PSA doit retirer son plan, un point c’est tout. Il n’est pas question de négocier, en connivence avec le licencieur, une limitation du nombre de suppressions d’emploi, un quota de nouveaux « emplois jeunes », une participation financière à la reconversion du site d’Aulnay, pas question de laisser attribuer pour cela de nouvelles aides publiques, même distribuées au nom de la recherche-développement… Le rôle des autorités publiques n’est pas d’aménager le plan de suppressions d’emploi pour le rendre socialement plus acceptable. Déjà, le PDG de la SNCF se dévouerait pour reprendre certains personnels de PSA. Le comble : la Commission européenne se dit sensible au problème de l’emploi industriel en France. Halte à l’hypocrisie !

Sur la base de ses orientations fondamentales en faveur du capital, le gouvernement de gauche n’ira pas plus loin que ce manège, sans lutte déterminée dans le pays.

Un rapport de force potentiel considérable existe pour imposer d’autres choix, d’importantes possibilités de mobilisation d’abord au sein de l’entreprise PSA, dans l’ensemble du secteur automobile, puis au niveau des bassins d’emploi menacés, enfin dans le pays tout entier en rapport avec l’importance d’une industrie historique.

Le patronat et l’idéologie dominante vont s’appliquer à isoler les travailleurs les uns des autres. Ils sont prêts à tout pour « radicaliser », extrémiser une partie des salariés, notamment ceux qui restent à PSA Aulnay, de façon à les couper de ceux des autres sites.

Pourtant toute l’entreprise est menacée.
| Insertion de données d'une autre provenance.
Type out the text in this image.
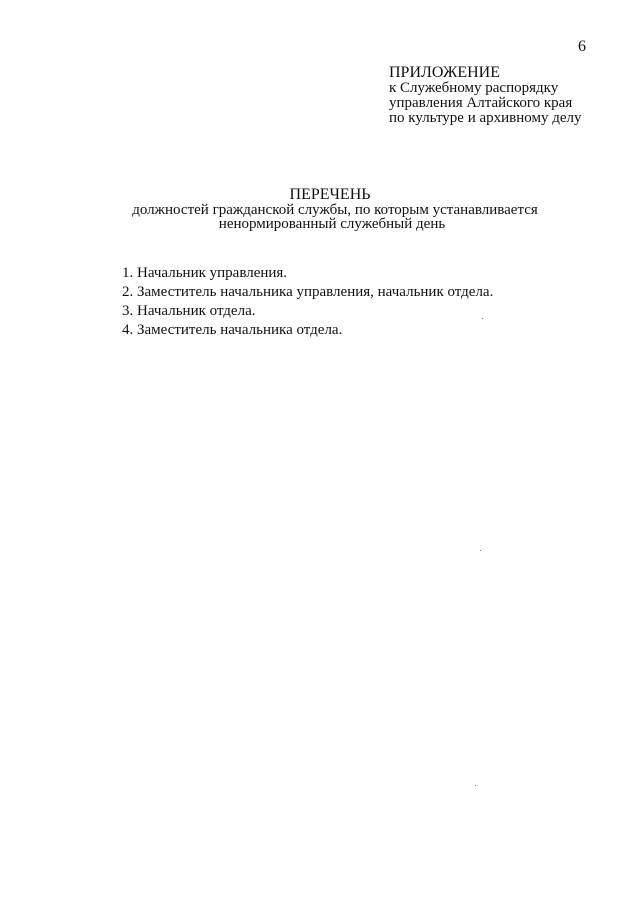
6
ПРИЛОЖЕНИЕ
к Служебному распорядку
управления Алтайского края
по культуре и архивному делу
ПЕРЕЧЕНЬ
должностей гражданской службы, по которым устанавливается
ненормированный служебный день
1. Начальник управления.
2. Заместитель начальника управления, начальник отдела.
3. Начальник отдела.
4. Заместитель начальника отдела.
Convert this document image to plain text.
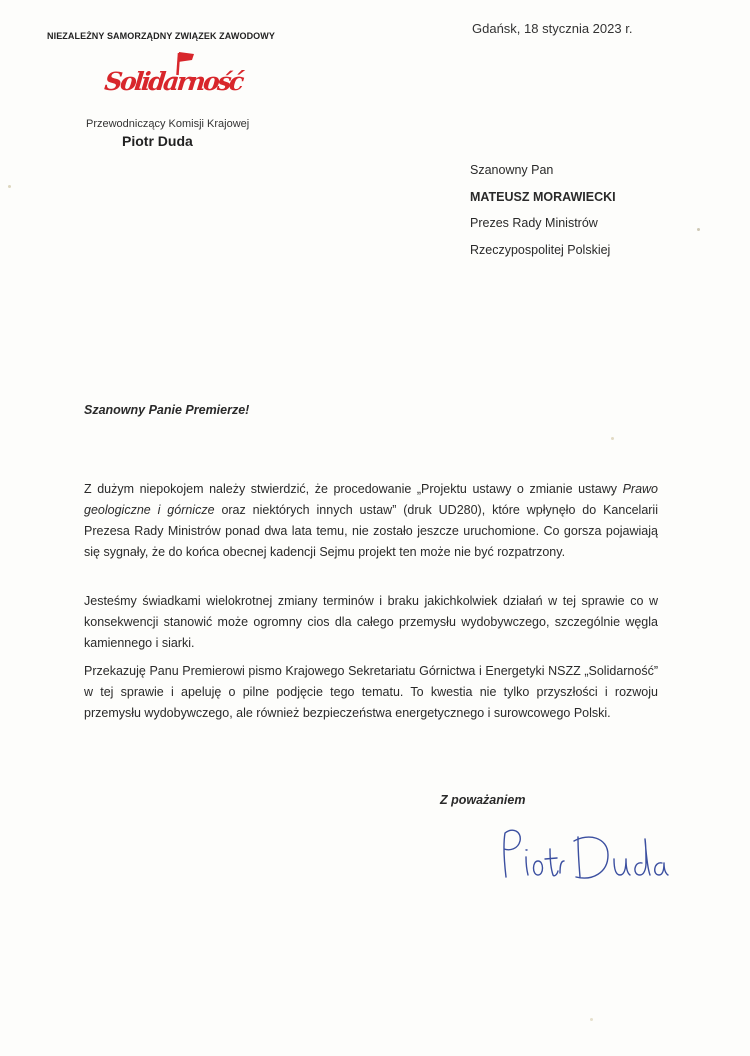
NIEZALEŻNY SAMORZĄDNY ZWIĄZEK ZAWODOWY
Solidarność
Przewodniczący Komisji Krajowej
Piotr Duda
Gdańsk, 18 stycznia 2023 r.
Szanowny Pan
MATEUSZ MORAWIECKI
Prezes Rady Ministrów
Rzeczypospolitej Polskiej
Szanowny Panie Premierze!
Z dużym niepokojem należy stwierdzić, że procedowanie „Projektu ustawy o zmianie ustawy Prawo geologiczne i górnicze oraz niektórych innych ustaw” (druk UD280), które wpłynęło do Kancelarii Prezesa Rady Ministrów ponad dwa lata temu, nie zostało jeszcze uruchomione. Co gorsza pojawiają się sygnały, że do końca obecnej kadencji Sejmu projekt ten może nie być rozpatrzony.
Jesteśmy świadkami wielokrotnej zmiany terminów i braku jakichkolwiek działań w tej sprawie co w konsekwencji stanowić może ogromny cios dla całego przemysłu wydobywczego, szczególnie węgla kamiennego i siarki.
Przekazuję Panu Premierowi pismo Krajowego Sekretariatu Górnictwa i Energetyki NSZZ „Solidarność” w tej sprawie i apeluję o pilne podjęcie tego tematu. To kwestia nie tylko przyszłości i rozwoju przemysłu wydobywczego, ale również bezpieczeństwa energetycznego i surowcowego Polski.
Z poważaniem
Les ouvriers de Citroën Rennes sont directement frappés : les 1400 suppressions programmées suivent les précédentes saignées. Ceux de Peugeot Sochaux savent, par expérience, qu’ils ont toutes les raisons de redouter que leur tour arrive. On sait déjà comment PSA va chercher à opposer les salariés de Vesoul, ceux d’Aulnay, voire ceux d’Opel sur les localisations des futurs centres logistiques.

L’unité s’impose aussi avec les salariés sous-traitants, premiers attaqués depuis des années, comme avec ceux de Renault qui ont inauguré, dans la souffrance, la stratégie du capital français automobile. Cette stratégie a fait passer en 10 ans notre industrie, l’une des seules au monde à maîtriser toutes les phases de conception et de production, d’un des plus grands exportateurs nets à une situation de déficit structurel.

Communistes, nous entendons travailler à ce rassemblement dans l’action à partir des propositions de rupture qui en sont les conditions. Il n’y a rien à gagner à négocier les contours du plan anti-« social » ou de ceux qui vont suivre ! L’Etat, le gouvernement sont pleinement responsables.

PSA doit rendre les aides publiques reçues depuis des années, de toute sorte. Elles s’élèvent à un tel montant que le groupe PSA saura être sensible à la pression.

L’Etat doit montrer le bon exemple. Le changement, c’est commencer maintenant par renverser la gestion de Renault, dont l’Etat est toujours l’actionnaire de référence, par virer Carlos Ghosn. L’entreprise, sous contrôle public, a été précurseur dans les délocalisations contre l’emploi en France, pour les actionnaires privés. Le processus doit être inversé.

Il faut rompre avec l’ordre capitaliste européen qui ruine les peuples, avec le libre-échange à outrance. Les capitalistes peuvent exploiter pour dix fois moins cher les ouvriers roumains que les Français. La monnaie unique, l’euro, comme les communistes l’ont dénoncé dès le départ, sert à la fois à exacerber la concurrence dans la zone euro et à permettre aux capitalistes d’exploiter à vil prix les salariés de l’UE, hors zone-euro.

Les catastrophes sociales que préparent les grands groupes capitalistes français exigent de remettre ces débats en avant, dans la suite du rejet à 55% par notre peuple de la « constitution européenne » en 2005.

En début de quinquennat, PSA, Renault, Sanofi, Total espèrent faire passer à moindre coût leurs restructurations. Le gouvernement espère limiter les dégâts politiques et préserver son engagement fondamental pour l’UE du capital.

Communistes, avec les salariés de l’automobile, dans l’intérêt du peuple travailleur, nous oeuvrons à une lutte globale pour mettre en échec le plan de casse de PSA.